Num quarto estão deitadas três mulheres, todas suspeitas, magras por demais: Deodata, 35 anos, anémica; Samna, 28, desnutrida, seropositiva; e Iana, 16, tem tuberculose. As três, muito mudas, olhos grandes como ostras pretas, são todas covid negativo, os seus problemas são piores. O médico exala: "África tem doenças bem piores que a covid: paludismo, HIV, tuberculose, febre tifoide, broncopneumonia, enfermidades diarreicas que ceifam tantas vidas, tantas crianças. Se fosse só o coronavírus estávamos bem", diz a esboçar um sorriso meio triste.
População é jovem e rija
Apesar de a vacinação avançar lenta, o país é um oásis no aborrecido deserto pandémico. "Aqui temos todos os germes possíveis, a nossa imunização já é natural", torna Tomane Baldé. E explica mais: "População muito jovem, muito calor todo o ano, casas muito arejadas, somos muito resistentes, a pandemia já vai passar".

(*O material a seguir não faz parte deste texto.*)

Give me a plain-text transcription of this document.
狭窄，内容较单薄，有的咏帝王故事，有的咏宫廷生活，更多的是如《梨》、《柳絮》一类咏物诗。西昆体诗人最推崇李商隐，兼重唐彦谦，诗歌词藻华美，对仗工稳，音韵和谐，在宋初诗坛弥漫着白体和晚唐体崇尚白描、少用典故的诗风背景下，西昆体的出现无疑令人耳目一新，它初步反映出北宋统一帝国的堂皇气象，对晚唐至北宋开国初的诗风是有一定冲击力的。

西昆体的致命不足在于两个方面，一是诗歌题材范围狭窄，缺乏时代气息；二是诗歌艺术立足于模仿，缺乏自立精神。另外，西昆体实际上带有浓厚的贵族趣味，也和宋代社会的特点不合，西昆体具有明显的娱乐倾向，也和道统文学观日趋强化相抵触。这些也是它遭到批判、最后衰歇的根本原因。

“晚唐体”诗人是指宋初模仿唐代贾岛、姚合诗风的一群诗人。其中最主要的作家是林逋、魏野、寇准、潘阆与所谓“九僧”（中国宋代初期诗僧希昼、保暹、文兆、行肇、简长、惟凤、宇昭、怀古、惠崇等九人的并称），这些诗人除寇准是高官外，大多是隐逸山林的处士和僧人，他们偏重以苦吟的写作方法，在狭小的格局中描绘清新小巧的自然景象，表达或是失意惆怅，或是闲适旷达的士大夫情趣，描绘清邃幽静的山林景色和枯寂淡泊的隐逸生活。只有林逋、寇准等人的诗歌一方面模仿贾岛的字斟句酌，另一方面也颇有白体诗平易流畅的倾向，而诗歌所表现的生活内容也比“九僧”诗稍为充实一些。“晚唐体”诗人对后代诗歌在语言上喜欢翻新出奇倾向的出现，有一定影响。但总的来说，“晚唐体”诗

Fruto da crise sanitária, hoje o hospital de Bissau está mais bem equipado que nunca. Mas o mundo das suas enfermidades vai continuar a pular. E do quarto de Deodata, de Samna e de Iana, sempre de janela aberta, vê-se a uns meros metros lá fora montículos de lixo onde esticam asas negras e bicos muito abertos vários abutres de cabeças carecas com os seus olhinhos vermelhos a raiar.
Dados
Covid em baixa
Desde 2020, a Guiné-Bissau registou 166 mortos por covid-19. Soma, até agora, 7985 casos, 835 dos quais estão ativos, 14 deles internados, seis em estado crítico. O país tem 2,04 milhões de habitantes.
Escassa testagem
Até hoje, foram testadas 123 254 pessoas (média de 60 mil por 1 milhão, taxa muito baixa). A faixa etária que mais dá positivo é: 25-34 anos.
514 mil vacinados
514 mil pessoas já têm a primeira dose e 337 mil a segunda. Ainda não há doses de reforço. Nos menores de 18 anos ninguém se vacinou. AstraZeneca, Janssen e Sinovac são as marcas administradas.